Friday, January 22, 2016
Parsing "Planet Nine" - It's Not Like Earth
Artist's conception of 'Planet Nine' - predicted by Caltech astronomers
"Planet Nine" is the name given to the newest potential member of our solar system by astronomers at Caltech. Don't call it "Planet X", because to these guys - like Michael Brown (former 'slayer' of Pluto) it reeks of aliens and sci-fi. Planet Nine then simply designates the recognition of the ninth actual planet belonging to the Sun's family - after Pluto was summarily ejected some 8 years ago for being a "dwarf".
Let's also get it into our heads Planet Nine has not been "discovered", as in actually training the Palomar telescope on a portion of the sky and seeing it. No, its existence has been inferred from the marvelous science of celestial mechanics, based on the gravitational effects detected on smaller objects in the Kuiper Belt - and from mathematical modeling techniques and computer simulations.

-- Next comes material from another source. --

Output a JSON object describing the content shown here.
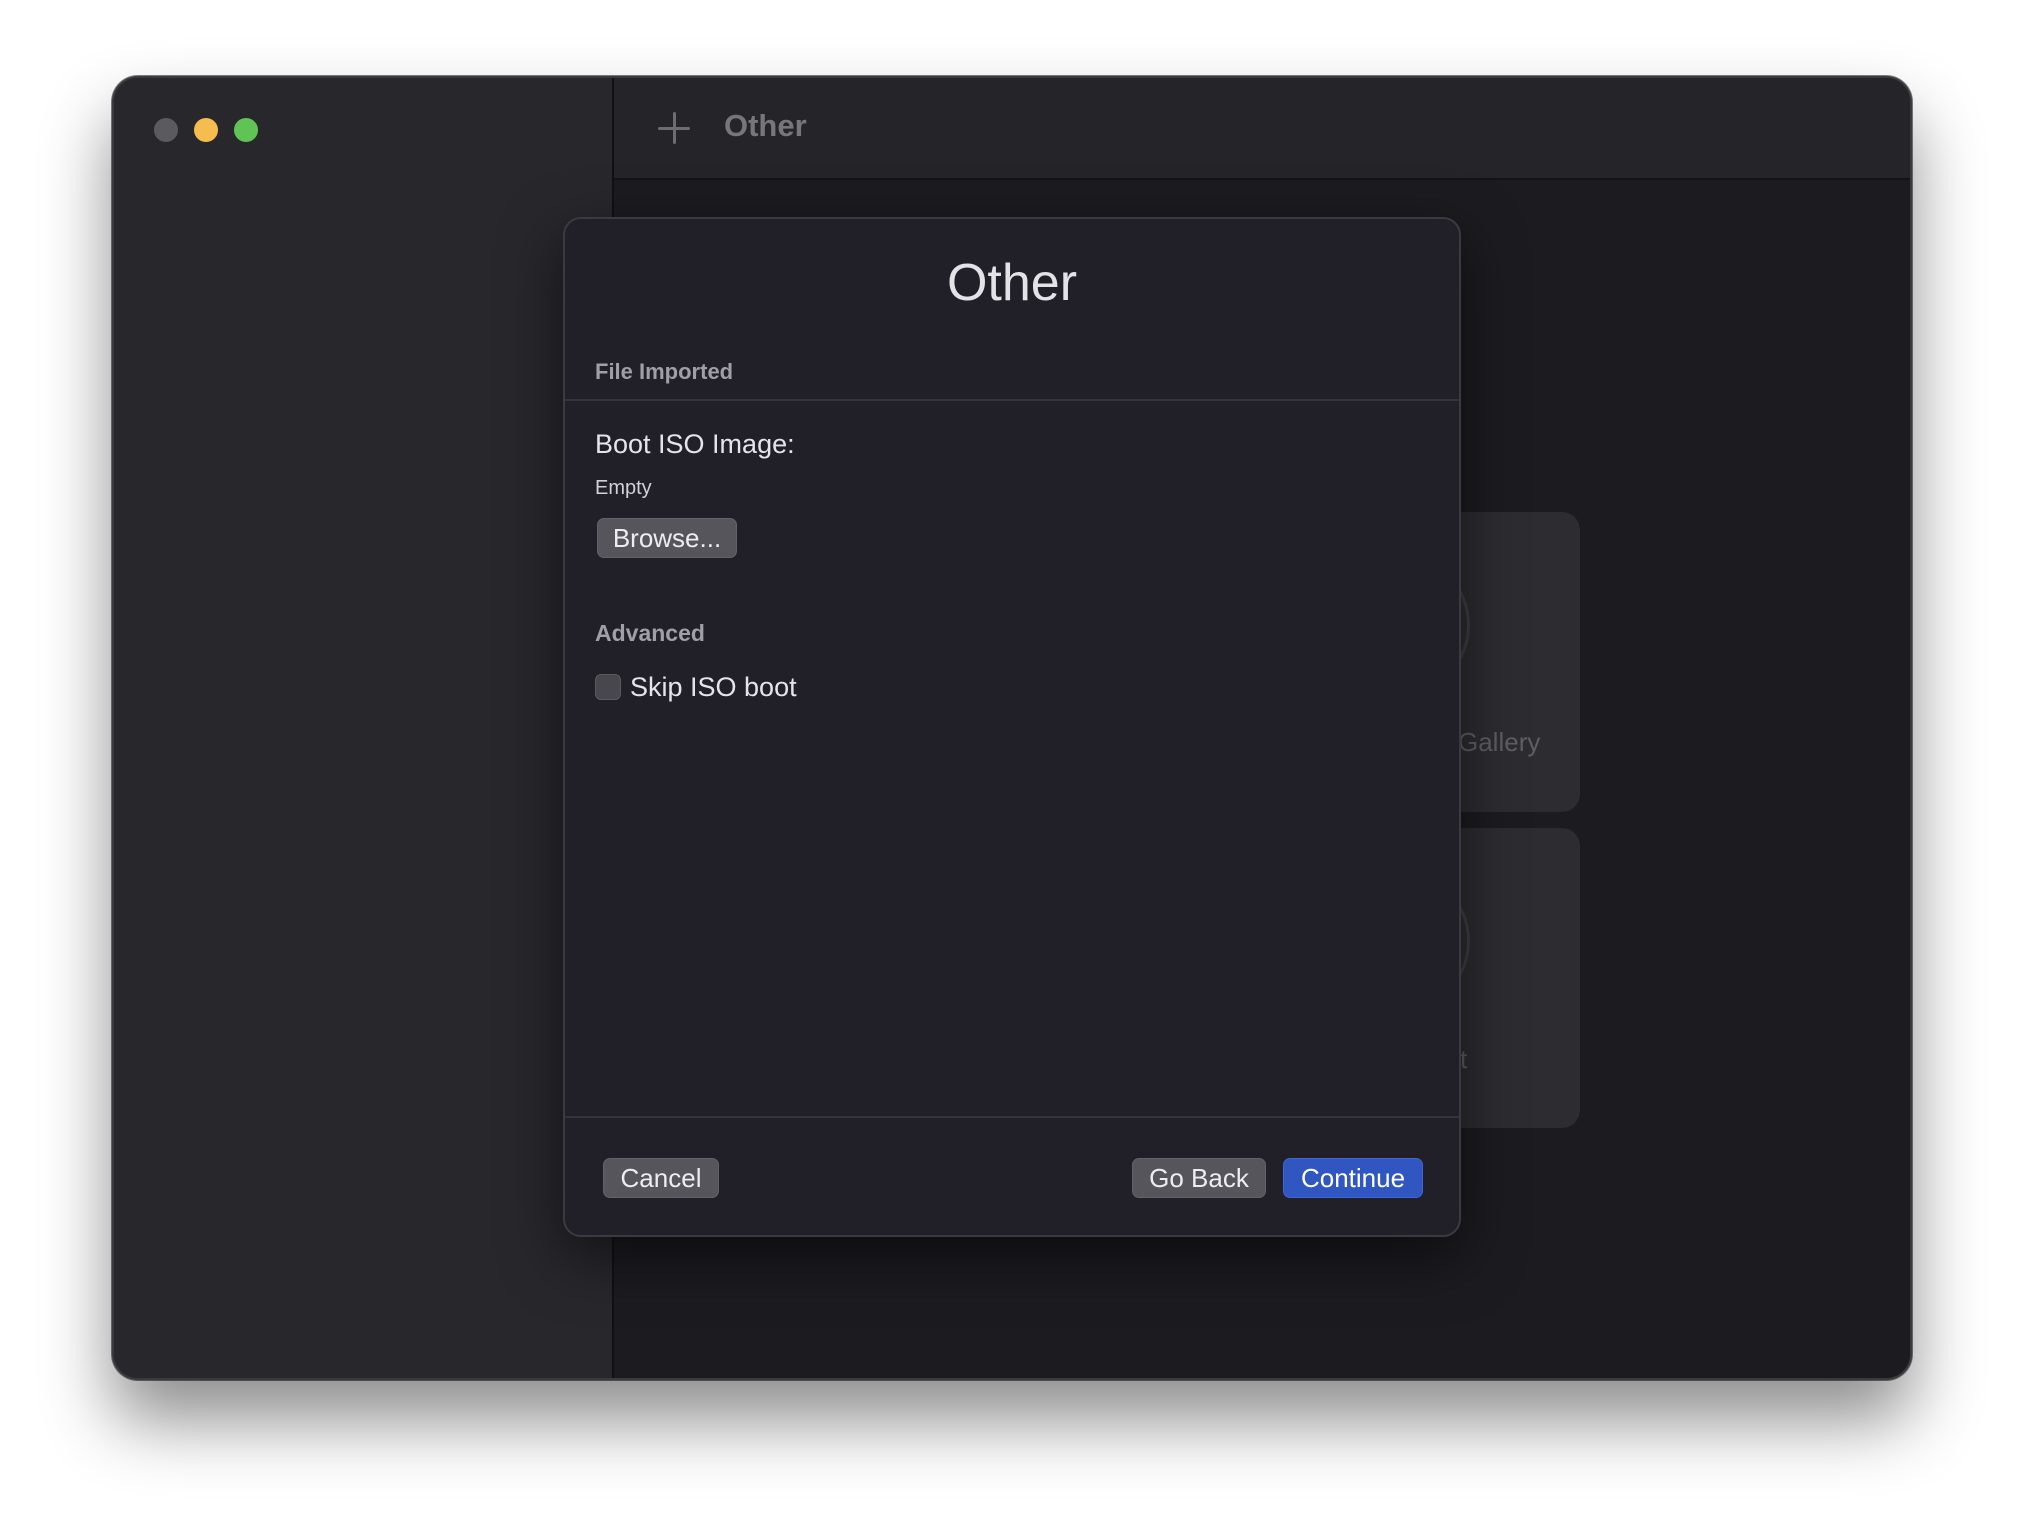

According to the Caltech site, the two scientists - Konstantin Batygin and Brown describe their work in the current issue of the Astronomical Journal and show how Planet Nine helps explain a number of mysterious features of the field of icy objects and debris beyond Neptune known as the Kuiper Belt. Those who wish to access the actual paper can get the .pdf here:
To say the paper is a work of stupendous scientific inference and deduction is an understatement. In fact, the current work didn't launch until after two earlier researchers (one a postdoc of Brown) noted that 13 of the most distant objects in the Kuiper Belt are similar with respect to an obscure orbital feature. To explain that similarity, they suggested the possible presence of a small planet. Brown's interest was piqued and he enlisted the help of Batygin - whereupon the two commenced a year and a half long collaboration.
The pair quickly found that the six most distant objects from the original collection of 13 all followed elliptical orbits that pointed in the same direction in physical space. That was particularly surprising because the outermost points of their orbits moved around the solar system, and they traveled at different rates. According to Brown:
"It's almost like having six hands on a clock all moving at different rates, and when you happen to look up, they're all in exactly the same place,"
The odds of that happening were something like 1 in 100, but on top of that, the orbits of the six objects were also all tilted in the same way—pointing about 30 degrees downward in the same direction relative to the plane of the eight known planets. The probability of that happening is about 0.007 percent. "Basically", Brown said, "it shouldn't be happening randomly. So we decided to look for something else shaping the orbits."
After a number of trials they noticed almost by accident that if they ran their simulations with a massive planet and an anti-aligned orbit (i.e. the orbit's perihelion is 180 degrees opposite the perihelions of all the other objects and planets) then the 6 distant Kuiper Belt objects assumed the alignment actually observed.
In other words, a massive planet (10 times Earth's mass) was needed in order to have alignments observed jibe with the data. It was somewhat like finding the piece to a puzzle which finally fits with the rest of the pieces.
Brown and Batygin estimate the planet takes from 10,000 to 20,000 years to make one orbit around the Sun. Using Kepler's harmonic law, e.g.
One can then work out the range for the semi-major axis. With a 10,000 year period it turns out to be 434 AU (astronomical units) and at 20,000 years it's 736 AU. Since Neptune is at about 40 AU, that makes Planet Nine up to almost 20 times more distant. From the nearer distance the Sun would appear in the sky as barely a 2nd magnitude star in brightness (about like Polaris). Needless to say the temperatures would be unthinkably frigid - think close to absolute zero Kelvin, or -273 C. With an order of magnitude greater mass than Earth a 200 lb. Earth astronaut would weigh in at nearly 290 lbs. there.
Now, it remains for someone to actually observe the planet (estimated at about +6.5 absolute magnitude) and maybe even lay claim to naming it. Once that actual observation occurs we will be able to finally say the planet has been "discovered". I'd try myself, but my eyesight simply isn't that great and my remaining telescope is only a 2.4" Tasco refractor - mainly used to observe the occasional unusual astronomical event - like five of the planets (Mercury, Venus, Mars, Jupiter and Saturn) lined up in the morning sky right now.